Cnosso non può non colpire chiunque, a qualunque generazione appartenga; Astore ingenuamente si aspettava un vero labirinto, ma è la struttura stessa del palazzo a suggerirne uno. Un palazzo infinito, percorsi intricati con scale in su e in giù e tori neri dipinti, troppo nuovi per essere autentici. Augusto cerca di cancellare l’effetto Disneyland recuperando mentalmente quel che sta sotto i restauri selvaggi, mentre Astore è attratto dagli spalti in cui quelle che a prima vista sembravano le merlature di un castello sono invece, a guardar bene, corna azzurre dappertutto.

«Il Mino-tauro si chiama così per via di Minosse? Cioè il toro di Minosse?»

«Probabilmente… ma tutto comincia da un toro bianco, bellissimo, che il dio Poseidone aveva regalato al re Minosse perché lo sacrificasse in suo onore…»

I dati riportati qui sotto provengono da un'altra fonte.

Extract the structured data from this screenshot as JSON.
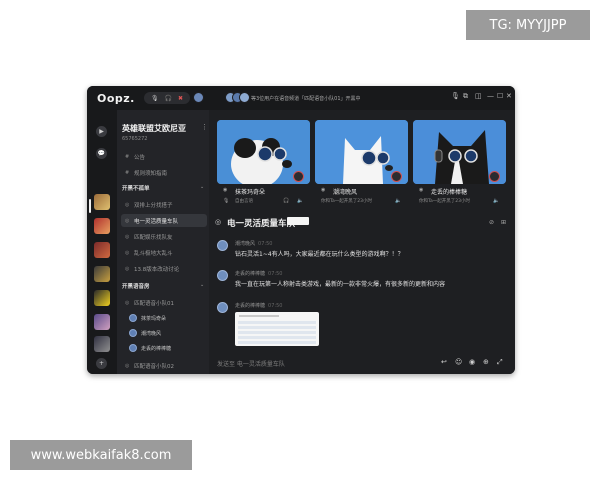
{
  "watermarks": {
    "top": "TG: MYYJJPP",
    "bottom": "www.webkaifak8.com"
  },
  "titlebar": {
    "logo": "Oopz.",
    "voice_controls": [
      "🎙",
      "🎧",
      "✖"
    ],
    "online_text": "等3位用户在语音频道「匹配语音小队01」开黑中",
    "window_controls": [
      "🎙",
      "⧉",
      "◫",
      "—",
      "☐",
      "✕"
    ]
  },
  "rail": {
    "top_icons": [
      "▶",
      "💬"
    ],
    "bottom_icon": "+"
  },
  "sidebar": {
    "server_name": "英雄联盟艾欧尼亚",
    "server_id": "65765272",
    "top_channels": [
      {
        "label": "公告",
        "icon": "#"
      },
      {
        "label": "规则须知指南",
        "icon": "#"
      }
    ],
    "groups": [
      {
        "label": "开黑不孤单",
        "channels": [
          {
            "label": "双排上分找搭子",
            "icon": "◎",
            "active": false
          },
          {
            "label": "电一灵活质量车队",
            "icon": "◎",
            "active": true
          },
          {
            "label": "匹配娱乐找队友",
            "icon": "◎",
            "active": false
          },
          {
            "label": "乱斗极地大乱斗",
            "icon": "◎",
            "active": false
          },
          {
            "label": "13.8版本改动讨论",
            "icon": "◎",
            "active": false
          }
        ]
      },
      {
        "label": "开黑语音房",
        "channels": [
          {
            "label": "匹配语音小队01",
            "icon": "◎"
          }
        ],
        "members": [
          "抹茶玛奇朵",
          "潮湾晚风",
          "走丢的棒棒糖"
        ],
        "more": "匹配语音小队02"
      }
    ]
  },
  "cards": [
    {
      "name": "抹茶玛奇朵",
      "sub": "自由言语",
      "color": "#4a8fd6"
    },
    {
      "name": "潮湾晚风",
      "sub": "你和Ta一起开黑了23小时",
      "color": "#4d92db"
    },
    {
      "name": "走丢的棒棒糖",
      "sub": "你和Ta一起开黑了23小时",
      "color": "#4b8ed9"
    }
  ],
  "chat": {
    "title": "电一灵活质量车队",
    "messages": [
      {
        "name": "潮湾晚风",
        "time": "07:50",
        "text": "钻石灵活1~4有人吗，大家最近都在玩什么类型的游戏啊？！？"
      },
      {
        "name": "走丢的棒棒糖",
        "time": "07:50",
        "text": "我一直在玩第一人称射击类游戏，最新的一款非常火爆，有很多新的更新和内容"
      },
      {
        "name": "走丢的棒棒糖",
        "time": "07:50",
        "text": ""
      }
    ],
    "input_placeholder": "发送至 电一灵活质量车队",
    "input_icons": [
      "↩",
      "☺",
      "◉",
      "⊕",
      "⤢"
    ]
  },
  "colors": {
    "window_bg": "#1e1f22",
    "sidebar_bg": "#232428",
    "card_blue": "#4a8fd6",
    "accent_red": "#d05050"
  }
}
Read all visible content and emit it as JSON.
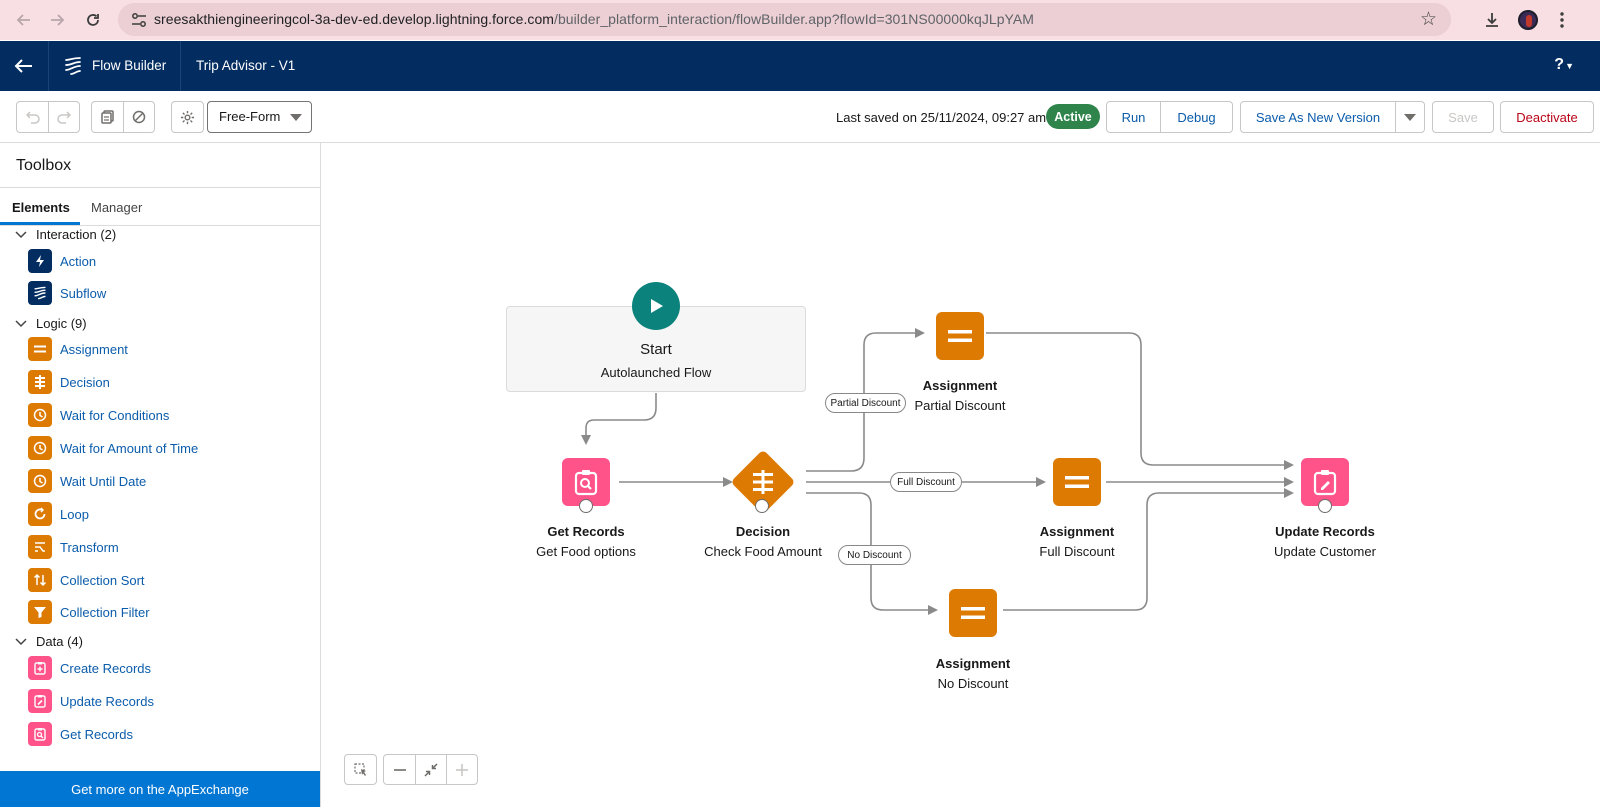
{
  "browser": {
    "url_host": "sreesakthiengineeringcol-3a-dev-ed.develop.lightning.force.com",
    "url_path": "/builder_platform_interaction/flowBuilder.app?flowId=301NS00000kqJLpYAM"
  },
  "header": {
    "app_name": "Flow Builder",
    "flow_name": "Trip Advisor - V1",
    "help_label": "?"
  },
  "toolbar": {
    "canvas_mode": "Free-Form",
    "last_saved": "Last saved on 25/11/2024, 09:27 am",
    "status_badge": "Active",
    "run_label": "Run",
    "debug_label": "Debug",
    "save_as_new_label": "Save As New Version",
    "save_label": "Save",
    "deactivate_label": "Deactivate"
  },
  "toolbox": {
    "title": "Toolbox",
    "tabs": [
      "Elements",
      "Manager"
    ],
    "sections": [
      {
        "label": "Interaction (2)",
        "items": [
          {
            "label": "Action",
            "icon": "lightning-icon",
            "color": "#032d60"
          },
          {
            "label": "Subflow",
            "icon": "subflow-icon",
            "color": "#032d60"
          }
        ]
      },
      {
        "label": "Logic (9)",
        "items": [
          {
            "label": "Assignment",
            "icon": "assignment-icon",
            "color": "#dd7a01"
          },
          {
            "label": "Decision",
            "icon": "decision-icon",
            "color": "#dd7a01"
          },
          {
            "label": "Wait for Conditions",
            "icon": "clock-icon",
            "color": "#dd7a01"
          },
          {
            "label": "Wait for Amount of Time",
            "icon": "clock-icon",
            "color": "#dd7a01"
          },
          {
            "label": "Wait Until Date",
            "icon": "clock-icon",
            "color": "#dd7a01"
          },
          {
            "label": "Loop",
            "icon": "loop-icon",
            "color": "#dd7a01"
          },
          {
            "label": "Transform",
            "icon": "transform-icon",
            "color": "#dd7a01"
          },
          {
            "label": "Collection Sort",
            "icon": "sort-icon",
            "color": "#dd7a01"
          },
          {
            "label": "Collection Filter",
            "icon": "filter-icon",
            "color": "#dd7a01"
          }
        ]
      },
      {
        "label": "Data (4)",
        "items": [
          {
            "label": "Create Records",
            "icon": "record-create-icon",
            "color": "#ff538a"
          },
          {
            "label": "Update Records",
            "icon": "record-update-icon",
            "color": "#ff538a"
          },
          {
            "label": "Get Records",
            "icon": "record-lookup-icon",
            "color": "#ff538a"
          }
        ]
      }
    ],
    "appexchange_label": "Get more on the AppExchange"
  },
  "canvas": {
    "start": {
      "title": "Start",
      "subtitle": "Autolaunched Flow"
    },
    "nodes": {
      "get_records": {
        "type": "Get Records",
        "label": "Get Food options"
      },
      "decision": {
        "type": "Decision",
        "label": "Check Food Amount"
      },
      "assign_partial": {
        "type": "Assignment",
        "label": "Partial Discount"
      },
      "assign_full": {
        "type": "Assignment",
        "label": "Full Discount"
      },
      "assign_none": {
        "type": "Assignment",
        "label": "No Discount"
      },
      "update_records": {
        "type": "Update Records",
        "label": "Update Customer"
      }
    },
    "outcomes": {
      "partial": "Partial Discount",
      "full": "Full Discount",
      "none": "No Discount"
    }
  }
}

«La so la storia, ma voglio focalizzare una cosa… se il dio del mare gli aveva mandato il toro bianco da sacrificare, perché Minosse lo ha lasciato vivere nel palazzo e ne ha sacrificato un altro?»

«Capisco dove vuoi arrivare, non ci avevo mai pensato… forse in realtà Minosse voleva che la moglie si innamorasse del toro?»

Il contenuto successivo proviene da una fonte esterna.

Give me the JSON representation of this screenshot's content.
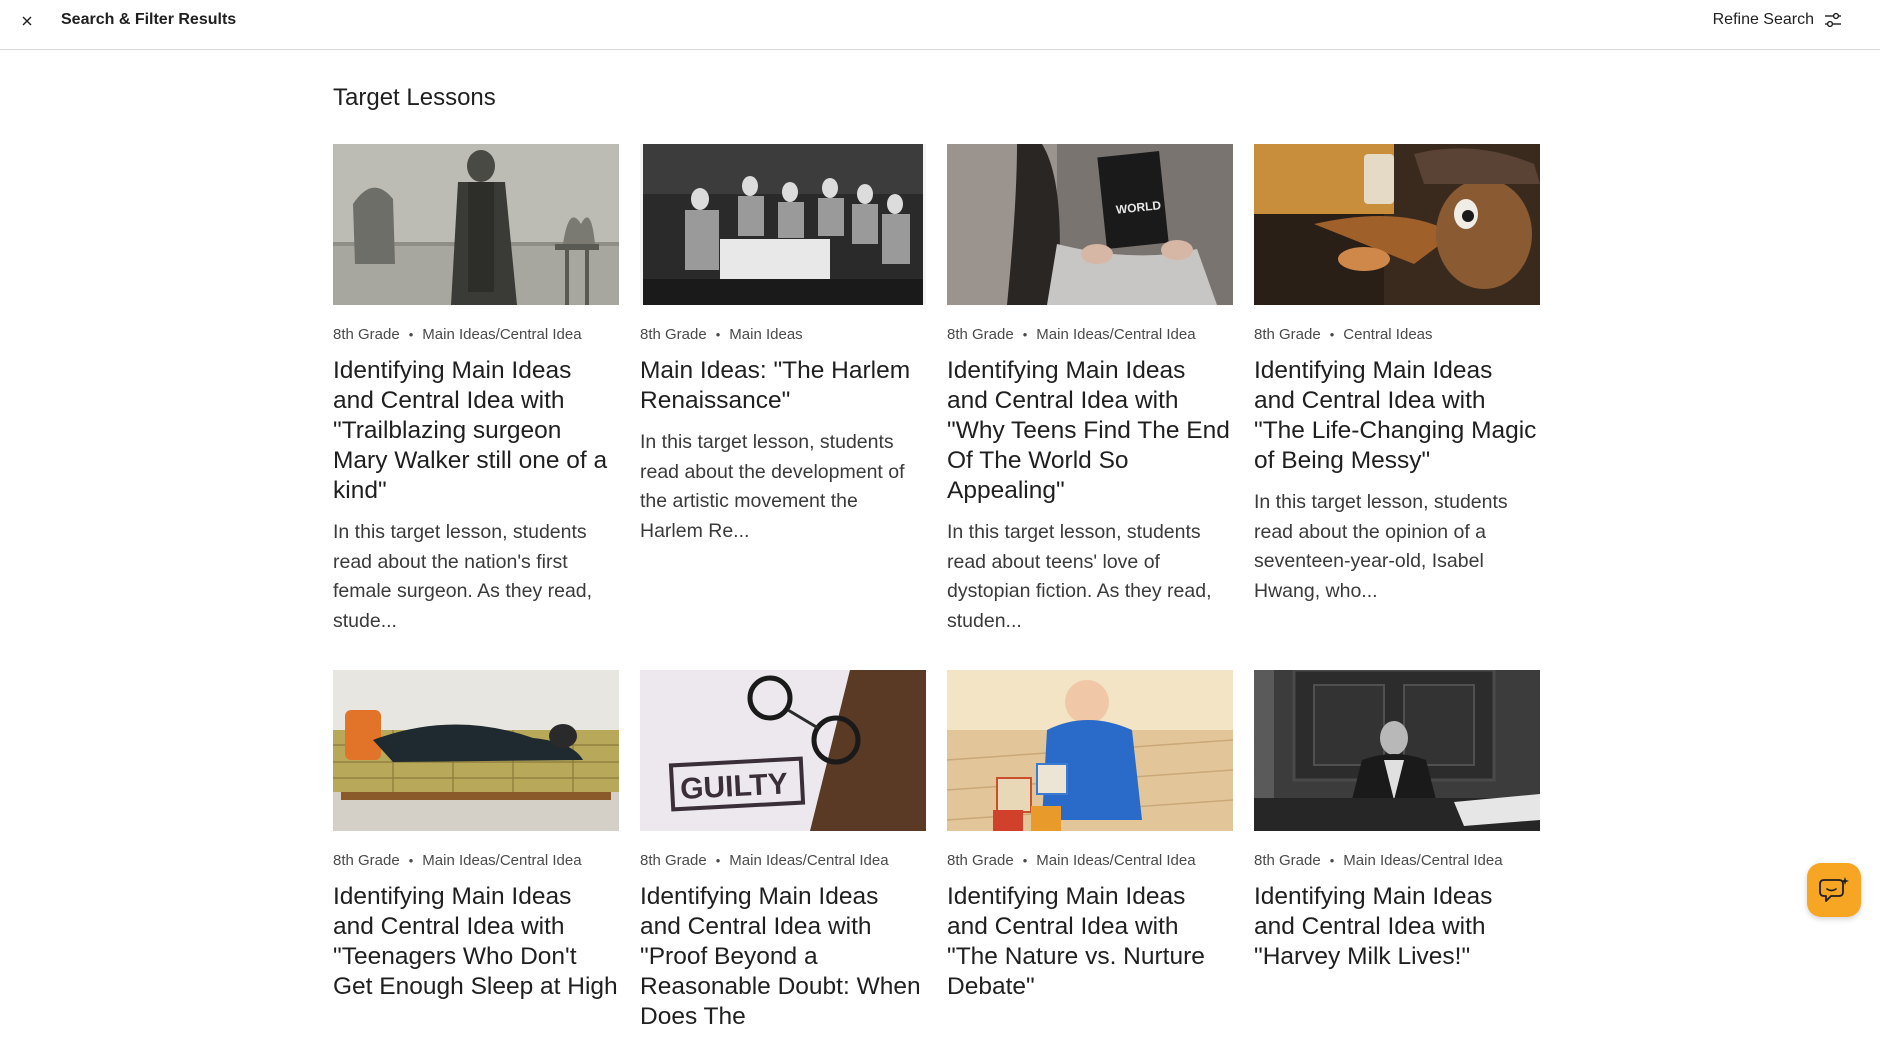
{
  "header": {
    "title": "Search & Filter Results",
    "refine_label": "Refine Search"
  },
  "section": {
    "title": "Target Lessons"
  },
  "cards": [
    {
      "grade": "8th Grade",
      "topic": "Main Ideas/Central Idea",
      "title": "Identifying Main Ideas and Central Idea with \"Trailblazing surgeon Mary Walker still one of a kind\"",
      "description": "In this target lesson, students read about the nation's first female surgeon. As they read, stude...",
      "image": "vintage-photo-woman-in-coat"
    },
    {
      "grade": "8th Grade",
      "topic": "Main Ideas",
      "title": "Main Ideas: \"The Harlem Renaissance\"",
      "description": "In this target lesson, students read about the development of the artistic movement the Harlem Re...",
      "image": "jazz-band-photo"
    },
    {
      "grade": "8th Grade",
      "topic": "Main Ideas/Central Idea",
      "title": "Identifying Main Ideas and Central Idea with \"Why Teens Find The End Of The World So Appealing\"",
      "description": "In this target lesson, students read about teens' love of dystopian fiction. As they read, studen...",
      "image": "teen-reading-book"
    },
    {
      "grade": "8th Grade",
      "topic": "Central Ideas",
      "title": "Identifying Main Ideas and Central Idea with \"The Life-Changing Magic of Being Messy\"",
      "description": "In this target lesson, students read about the opinion of a seventeen-year-old, Isabel Hwang, who...",
      "image": "messy-room-teddy-bear"
    },
    {
      "grade": "8th Grade",
      "topic": "Main Ideas/Central Idea",
      "title": "Identifying Main Ideas and Central Idea with \"Teenagers Who Don't Get Enough Sleep at High",
      "description": "",
      "image": "teen-sleeping-on-couch"
    },
    {
      "grade": "8th Grade",
      "topic": "Main Ideas/Central Idea",
      "title": "Identifying Main Ideas and Central Idea with \"Proof Beyond a Reasonable Doubt: When Does The",
      "description": "",
      "image": "guilty-stamp-handcuffs"
    },
    {
      "grade": "8th Grade",
      "topic": "Main Ideas/Central Idea",
      "title": "Identifying Main Ideas and Central Idea with \"The Nature vs. Nurture Debate\"",
      "description": "",
      "image": "toddler-with-blocks"
    },
    {
      "grade": "8th Grade",
      "topic": "Main Ideas/Central Idea",
      "title": "Identifying Main Ideas and Central Idea with \"Harvey Milk Lives!\"",
      "description": "",
      "image": "man-at-desk-bw"
    }
  ],
  "icons": {
    "close": "close-icon",
    "refine": "sliders-icon",
    "help": "chat-help-icon"
  },
  "colors": {
    "accent": "#f6a623",
    "text": "#1f1f1f",
    "border": "#d9d9d9"
  }
}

«E voleva guardare… Minosse era come Piero.»

«A dodici anni l’avevi quasi capito…»

«Ti dispiace se ci separiamo e ci ritroviamo all’uscita?»

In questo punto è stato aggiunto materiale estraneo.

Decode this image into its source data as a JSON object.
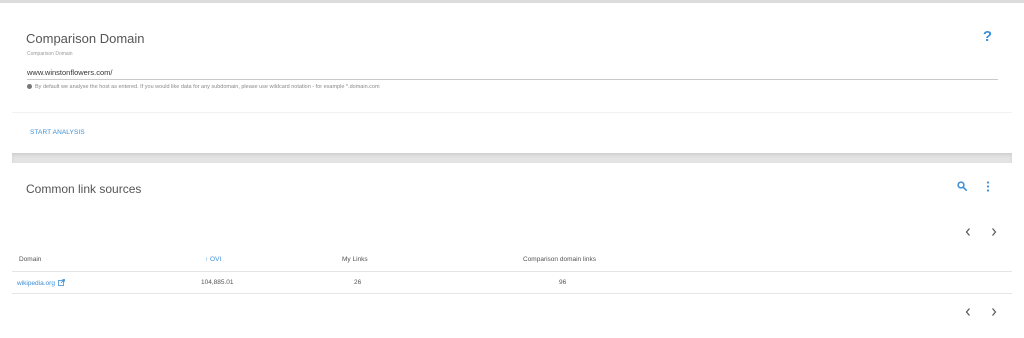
{
  "comparison": {
    "title": "Comparison Domain",
    "field_label": "Comparison Domain",
    "domain_value": "www.winstonflowers.com/",
    "hint": "By default we analyse the host as entered. If you would like data for any subdomain, please use wildcard notation - for example *.domain.com",
    "start_label": "START ANALYSIS",
    "help_label": "?"
  },
  "sources": {
    "title": "Common link sources",
    "columns": {
      "domain": "Domain",
      "ovi": "↑ OVI",
      "my_links": "My Links",
      "comparison_links": "Comparison domain links"
    },
    "rows": [
      {
        "domain": "wikipedia.org",
        "ovi": "104,885.01",
        "my_links": "26",
        "comparison_links": "96"
      }
    ]
  },
  "colors": {
    "accent": "#3c8fd6",
    "text": "#555555",
    "divider": "#e5e5e5"
  },
  "icons": [
    "help-icon",
    "info-icon",
    "search-icon",
    "more-vert-icon",
    "chevron-left-icon",
    "chevron-right-icon",
    "external-link-icon"
  ]
}
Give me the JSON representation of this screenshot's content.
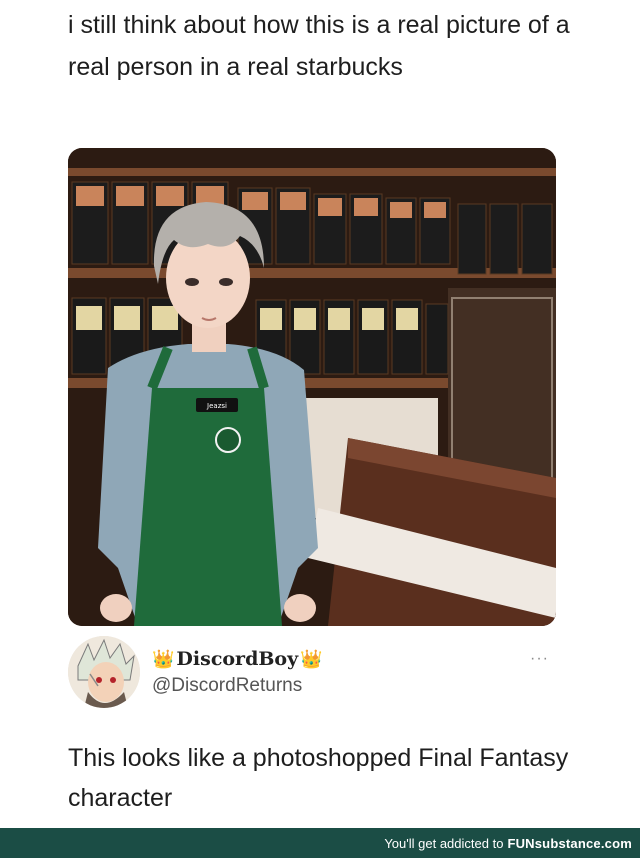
{
  "post": {
    "caption": "i still think about how this is a real picture of a real person in a real starbucks"
  },
  "photo": {
    "name_tag": "Jeazsi"
  },
  "reply": {
    "display_name": "DiscordBoy",
    "crown_left": "👑",
    "crown_right": "👑",
    "handle": "@DiscordReturns",
    "more": "···",
    "text": "This looks like a photoshopped Final Fantasy character"
  },
  "footer": {
    "tagline": "You'll get addicted to",
    "brand": "FUNsubstance.com"
  },
  "colors": {
    "apron": "#1f6b3b",
    "footer_bg": "#1b4d45",
    "wood": "#5a2f1e"
  }
}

Gli avvenimenti sfuggono di mano quando vogliono diventare significativi, sgusciano tra gli aborti dell’inconscio e orientano i destini. Augusto scende ad ammirare delle colonne color fegato, più larghe in cima che alla base; verifica il fake di un altro affresco poi si riposa all’ombra di un cipresso. Si è perso e scrive ad Astore: “dove sei?” – Astore gli risponde “ci vediamo alla tettoia dei rinfreschi” ma dopo venti minuti ancora non lo vede arrivare, in compenso gli arriva un assurdo “io sono sotto la tettoia ma non ci sono rinfreschi” – “cristo, ma che sei, rincoglionito?”. Lo va a recuperare sotto la pensilina del garage e lo trova zoppicante, è scivolato su un gradino di marmo.

«Sì, sono rincoglionito… ti avevo pregato di avvisarmi quando sarebbe successo e finalmente l’hai fatto.»

«Scusami, sei il mio rincoglionito… vi odio tutti a voi adulteri… (scuote di scatto la testa) a voi adulti.»

È appena mezzanotte e Astore già russa con la perentorietà della giovinezza; Augusto resta sveglio a chiedersi forse si aspettava che l’abbracciassi, ma perché diavolo l’ho portato qui? Ci rimugina per tutta la notte, per fortuna a Falasarna avremo un Airbnb con camere separate.